Bu ayrılığa nasıl da sürükledin beni.... Senden nefret edeyim diye elinden geleni yaptın. Eh, ediyorum işte şimdi.... Bravo, bana söylettin evet.... Vicdanın rahat değil mi şimdi? Ayrılalım diye ben dedim sana... Bu yüzden şimdi rahat rahat içiyorsundur içkini ve kim bilir kiminlesindir... Telefonda sesin değişmişti, evde sorunlar çıkarmaya başlamıştın.Ne yapsam beğenmiyordun,her şeye bahane buluyordun.Ben ne yapıyordum? Katlanıyordum. Aferin bana.Neden aferin bana? Çünkü sevgime emek harcıyordum.Sevgime emek harcarken karşımdaki ne yapıyordu?Seyretmiyordu bile.Bu ilişkiyi ayrılığa hazırlıyordu.Amacı neydi?Bana söyletmek... “Tamam, yeter ayrılalım artık...” Ayrıldık işte. Bundan sonrası daha güzel olacak biliyorum.İlk birkaç hafta kanar kalbim.Sonra yavaş yavaş geçer.Sana bu mektubu neden yazıyorum?

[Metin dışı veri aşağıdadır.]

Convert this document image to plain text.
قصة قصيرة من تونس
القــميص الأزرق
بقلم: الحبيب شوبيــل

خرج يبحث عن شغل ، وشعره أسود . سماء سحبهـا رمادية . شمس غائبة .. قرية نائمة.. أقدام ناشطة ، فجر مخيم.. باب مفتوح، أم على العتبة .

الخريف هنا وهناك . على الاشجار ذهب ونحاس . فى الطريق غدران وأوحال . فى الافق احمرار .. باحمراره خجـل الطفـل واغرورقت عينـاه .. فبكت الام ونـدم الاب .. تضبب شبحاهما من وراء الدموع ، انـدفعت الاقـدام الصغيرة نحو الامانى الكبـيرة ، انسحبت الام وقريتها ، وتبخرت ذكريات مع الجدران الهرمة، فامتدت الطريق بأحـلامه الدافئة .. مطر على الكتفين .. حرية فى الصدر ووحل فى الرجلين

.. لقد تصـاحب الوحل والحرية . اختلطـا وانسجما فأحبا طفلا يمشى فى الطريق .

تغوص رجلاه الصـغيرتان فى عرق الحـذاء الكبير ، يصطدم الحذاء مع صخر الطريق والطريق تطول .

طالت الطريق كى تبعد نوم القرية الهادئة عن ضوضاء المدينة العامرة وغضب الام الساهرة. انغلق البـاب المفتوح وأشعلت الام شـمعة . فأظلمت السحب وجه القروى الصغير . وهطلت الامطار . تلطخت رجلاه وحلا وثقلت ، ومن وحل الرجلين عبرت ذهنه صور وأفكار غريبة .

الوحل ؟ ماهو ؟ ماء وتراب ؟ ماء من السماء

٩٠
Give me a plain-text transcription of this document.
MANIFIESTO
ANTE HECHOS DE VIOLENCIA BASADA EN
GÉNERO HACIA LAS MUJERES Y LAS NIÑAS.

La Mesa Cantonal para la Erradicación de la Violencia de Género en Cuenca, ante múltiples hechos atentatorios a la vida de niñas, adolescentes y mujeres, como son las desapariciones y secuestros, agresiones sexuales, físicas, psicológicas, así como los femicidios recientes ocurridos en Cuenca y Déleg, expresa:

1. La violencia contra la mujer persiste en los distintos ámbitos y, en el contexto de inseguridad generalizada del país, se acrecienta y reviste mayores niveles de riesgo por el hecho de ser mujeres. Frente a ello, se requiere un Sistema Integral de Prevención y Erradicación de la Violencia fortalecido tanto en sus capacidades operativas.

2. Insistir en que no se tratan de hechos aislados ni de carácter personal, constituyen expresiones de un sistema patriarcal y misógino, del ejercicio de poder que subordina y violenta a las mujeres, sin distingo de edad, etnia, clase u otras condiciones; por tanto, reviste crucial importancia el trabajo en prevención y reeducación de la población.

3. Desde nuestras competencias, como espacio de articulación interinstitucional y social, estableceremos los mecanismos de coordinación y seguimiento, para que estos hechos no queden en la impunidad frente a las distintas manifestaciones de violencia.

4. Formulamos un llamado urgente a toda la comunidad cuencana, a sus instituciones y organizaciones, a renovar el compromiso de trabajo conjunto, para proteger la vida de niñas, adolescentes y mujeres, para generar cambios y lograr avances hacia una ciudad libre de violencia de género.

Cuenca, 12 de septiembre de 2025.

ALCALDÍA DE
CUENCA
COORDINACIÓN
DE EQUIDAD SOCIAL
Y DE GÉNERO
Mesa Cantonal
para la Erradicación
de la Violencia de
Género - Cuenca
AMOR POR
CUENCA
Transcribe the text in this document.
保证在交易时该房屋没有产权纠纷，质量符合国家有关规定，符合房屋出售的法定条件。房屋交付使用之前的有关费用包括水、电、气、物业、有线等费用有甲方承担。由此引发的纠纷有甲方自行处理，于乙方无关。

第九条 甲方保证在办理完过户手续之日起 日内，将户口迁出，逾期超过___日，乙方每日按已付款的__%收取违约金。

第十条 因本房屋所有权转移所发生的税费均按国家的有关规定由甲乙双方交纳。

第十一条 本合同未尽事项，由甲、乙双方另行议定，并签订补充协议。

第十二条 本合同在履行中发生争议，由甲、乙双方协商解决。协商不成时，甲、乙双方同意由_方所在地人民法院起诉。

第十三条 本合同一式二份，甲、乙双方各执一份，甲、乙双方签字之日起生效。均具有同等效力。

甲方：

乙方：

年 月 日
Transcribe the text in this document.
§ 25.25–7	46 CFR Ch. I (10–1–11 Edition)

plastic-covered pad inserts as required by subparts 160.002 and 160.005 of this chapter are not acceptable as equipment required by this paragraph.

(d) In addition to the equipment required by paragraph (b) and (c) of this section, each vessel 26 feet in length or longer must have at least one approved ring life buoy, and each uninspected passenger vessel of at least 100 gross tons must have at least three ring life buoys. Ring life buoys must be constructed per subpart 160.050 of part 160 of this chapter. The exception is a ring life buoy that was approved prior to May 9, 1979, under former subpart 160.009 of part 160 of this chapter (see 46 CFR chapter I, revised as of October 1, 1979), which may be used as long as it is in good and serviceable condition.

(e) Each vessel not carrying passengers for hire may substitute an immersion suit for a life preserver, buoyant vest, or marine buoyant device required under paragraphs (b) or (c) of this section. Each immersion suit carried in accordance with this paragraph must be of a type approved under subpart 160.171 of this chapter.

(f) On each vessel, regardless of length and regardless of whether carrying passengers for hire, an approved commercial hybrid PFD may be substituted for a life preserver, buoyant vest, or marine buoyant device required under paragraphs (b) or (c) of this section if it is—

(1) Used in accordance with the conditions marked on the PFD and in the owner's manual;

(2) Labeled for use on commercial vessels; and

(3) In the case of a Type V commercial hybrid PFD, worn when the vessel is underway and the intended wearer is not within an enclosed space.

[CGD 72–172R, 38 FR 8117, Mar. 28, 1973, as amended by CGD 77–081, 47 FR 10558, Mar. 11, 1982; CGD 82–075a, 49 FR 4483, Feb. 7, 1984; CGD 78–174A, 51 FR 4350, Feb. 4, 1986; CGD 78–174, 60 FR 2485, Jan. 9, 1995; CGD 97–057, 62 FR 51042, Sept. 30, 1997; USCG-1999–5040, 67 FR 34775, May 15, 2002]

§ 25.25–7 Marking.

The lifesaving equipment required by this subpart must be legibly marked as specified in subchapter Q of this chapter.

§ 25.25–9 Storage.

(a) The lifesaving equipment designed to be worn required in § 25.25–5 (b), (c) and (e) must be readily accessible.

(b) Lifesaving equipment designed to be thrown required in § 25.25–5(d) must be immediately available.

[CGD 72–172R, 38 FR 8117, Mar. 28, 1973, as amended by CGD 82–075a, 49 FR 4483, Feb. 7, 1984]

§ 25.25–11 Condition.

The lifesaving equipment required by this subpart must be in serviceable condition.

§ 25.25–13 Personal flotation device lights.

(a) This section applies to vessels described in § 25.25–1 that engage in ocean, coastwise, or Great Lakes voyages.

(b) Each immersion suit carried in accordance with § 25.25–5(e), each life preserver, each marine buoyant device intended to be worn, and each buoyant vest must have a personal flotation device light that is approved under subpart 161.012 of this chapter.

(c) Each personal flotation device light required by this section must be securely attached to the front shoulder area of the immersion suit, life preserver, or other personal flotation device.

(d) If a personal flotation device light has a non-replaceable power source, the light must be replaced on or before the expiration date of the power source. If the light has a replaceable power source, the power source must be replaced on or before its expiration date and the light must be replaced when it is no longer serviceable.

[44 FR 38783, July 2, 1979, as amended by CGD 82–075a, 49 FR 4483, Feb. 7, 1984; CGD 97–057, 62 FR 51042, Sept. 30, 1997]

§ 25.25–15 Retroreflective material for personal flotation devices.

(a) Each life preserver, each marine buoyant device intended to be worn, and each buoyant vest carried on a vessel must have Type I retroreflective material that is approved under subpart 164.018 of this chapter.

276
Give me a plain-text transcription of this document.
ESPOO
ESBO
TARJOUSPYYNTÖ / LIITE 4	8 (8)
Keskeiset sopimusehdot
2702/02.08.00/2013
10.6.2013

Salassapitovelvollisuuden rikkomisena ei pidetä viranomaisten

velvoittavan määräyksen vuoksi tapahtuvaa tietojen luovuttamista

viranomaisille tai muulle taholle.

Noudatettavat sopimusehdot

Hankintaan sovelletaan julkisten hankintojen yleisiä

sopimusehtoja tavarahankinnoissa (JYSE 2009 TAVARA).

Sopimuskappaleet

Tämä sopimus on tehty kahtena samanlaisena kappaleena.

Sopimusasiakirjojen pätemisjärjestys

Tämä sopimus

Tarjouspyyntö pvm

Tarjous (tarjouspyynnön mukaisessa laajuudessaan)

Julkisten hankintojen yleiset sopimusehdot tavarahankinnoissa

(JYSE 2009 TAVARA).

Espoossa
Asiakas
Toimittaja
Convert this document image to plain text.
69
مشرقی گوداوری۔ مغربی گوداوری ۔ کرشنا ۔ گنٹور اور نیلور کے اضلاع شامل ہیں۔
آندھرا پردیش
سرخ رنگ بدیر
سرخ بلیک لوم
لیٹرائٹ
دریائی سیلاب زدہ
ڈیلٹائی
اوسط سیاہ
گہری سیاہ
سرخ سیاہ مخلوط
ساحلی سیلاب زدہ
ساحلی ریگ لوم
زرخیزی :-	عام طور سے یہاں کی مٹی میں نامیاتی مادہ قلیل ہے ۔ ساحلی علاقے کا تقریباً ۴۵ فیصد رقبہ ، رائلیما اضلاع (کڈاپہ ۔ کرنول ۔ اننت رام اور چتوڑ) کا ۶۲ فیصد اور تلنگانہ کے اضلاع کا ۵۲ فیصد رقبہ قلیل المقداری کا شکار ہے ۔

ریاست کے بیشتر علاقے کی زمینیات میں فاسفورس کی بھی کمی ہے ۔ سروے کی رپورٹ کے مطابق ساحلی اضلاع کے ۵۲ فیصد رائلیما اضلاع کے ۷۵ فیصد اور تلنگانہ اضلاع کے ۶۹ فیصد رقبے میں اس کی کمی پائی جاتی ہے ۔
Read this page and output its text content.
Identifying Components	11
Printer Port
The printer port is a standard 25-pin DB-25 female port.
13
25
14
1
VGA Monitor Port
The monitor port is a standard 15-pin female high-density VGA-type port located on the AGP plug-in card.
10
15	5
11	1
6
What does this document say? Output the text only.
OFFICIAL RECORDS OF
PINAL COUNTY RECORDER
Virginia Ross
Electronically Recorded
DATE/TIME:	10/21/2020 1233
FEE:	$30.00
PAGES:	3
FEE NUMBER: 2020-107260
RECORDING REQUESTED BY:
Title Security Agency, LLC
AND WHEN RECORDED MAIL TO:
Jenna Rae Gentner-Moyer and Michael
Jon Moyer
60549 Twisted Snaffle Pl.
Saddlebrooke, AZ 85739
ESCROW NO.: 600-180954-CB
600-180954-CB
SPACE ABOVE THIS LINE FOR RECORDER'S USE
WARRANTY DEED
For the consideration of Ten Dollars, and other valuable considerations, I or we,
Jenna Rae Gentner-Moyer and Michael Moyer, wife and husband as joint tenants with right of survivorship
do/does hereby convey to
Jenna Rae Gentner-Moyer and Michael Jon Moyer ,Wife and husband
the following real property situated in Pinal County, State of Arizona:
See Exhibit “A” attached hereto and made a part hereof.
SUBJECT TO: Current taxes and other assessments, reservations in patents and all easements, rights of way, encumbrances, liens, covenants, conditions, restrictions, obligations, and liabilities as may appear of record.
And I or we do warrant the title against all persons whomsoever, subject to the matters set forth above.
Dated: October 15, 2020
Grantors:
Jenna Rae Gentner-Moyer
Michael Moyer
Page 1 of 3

* Şu anda yeni bir sevgilin olduğunu biliyorum.Ve bu, beni kavuruyor.

• Evet, şu anda yeni bir sevgilin olduğunu ve muhtemelen bu ayrılığın sıkıntısını şu anda onunla dağıtmaya çalıştığını biliyorum.Bu yüzden senden nefret ediyorum.

• Birlikte geçirdiğimiz güzel birkaç haftanın anısını aylar süren bir işkence ile kalbimden sökme çabanı takdirle karşılıyor, bu yöntemlerin ve zekanla, benden daha iyi bir boşanma avukatı olabileceğini söylemek istiyorum.

* Egoistsin,cimrisin,dengesizin birisin. Ama bunlar, sen birini sevmeye başladığın zaman, nasıl oluyor bilmiyorum, kayboluyorlar.

• Seni çok sevmiştim.

• Yeni sevgilinin kim olduğunu da biliyorum.

• Edith Piaff CD’si benimdi.Nilüfer kasetleri de...Hiçbir önemi yok ama eşyalarımı topladığım dün gece salonda uyurken uyandım ve ne gördüm?Kutularımı kontrol ediyordun.Senden bir şey aldım mı diye... Vay be!

• Belki de sen iyi bir derssin bana.Senden sonra sevebileceğim biri mutlaka olacaktır. Kötüler kötüsü şablonun bundan böyle iyileri daha çabuk bulmama yardımcı olacak.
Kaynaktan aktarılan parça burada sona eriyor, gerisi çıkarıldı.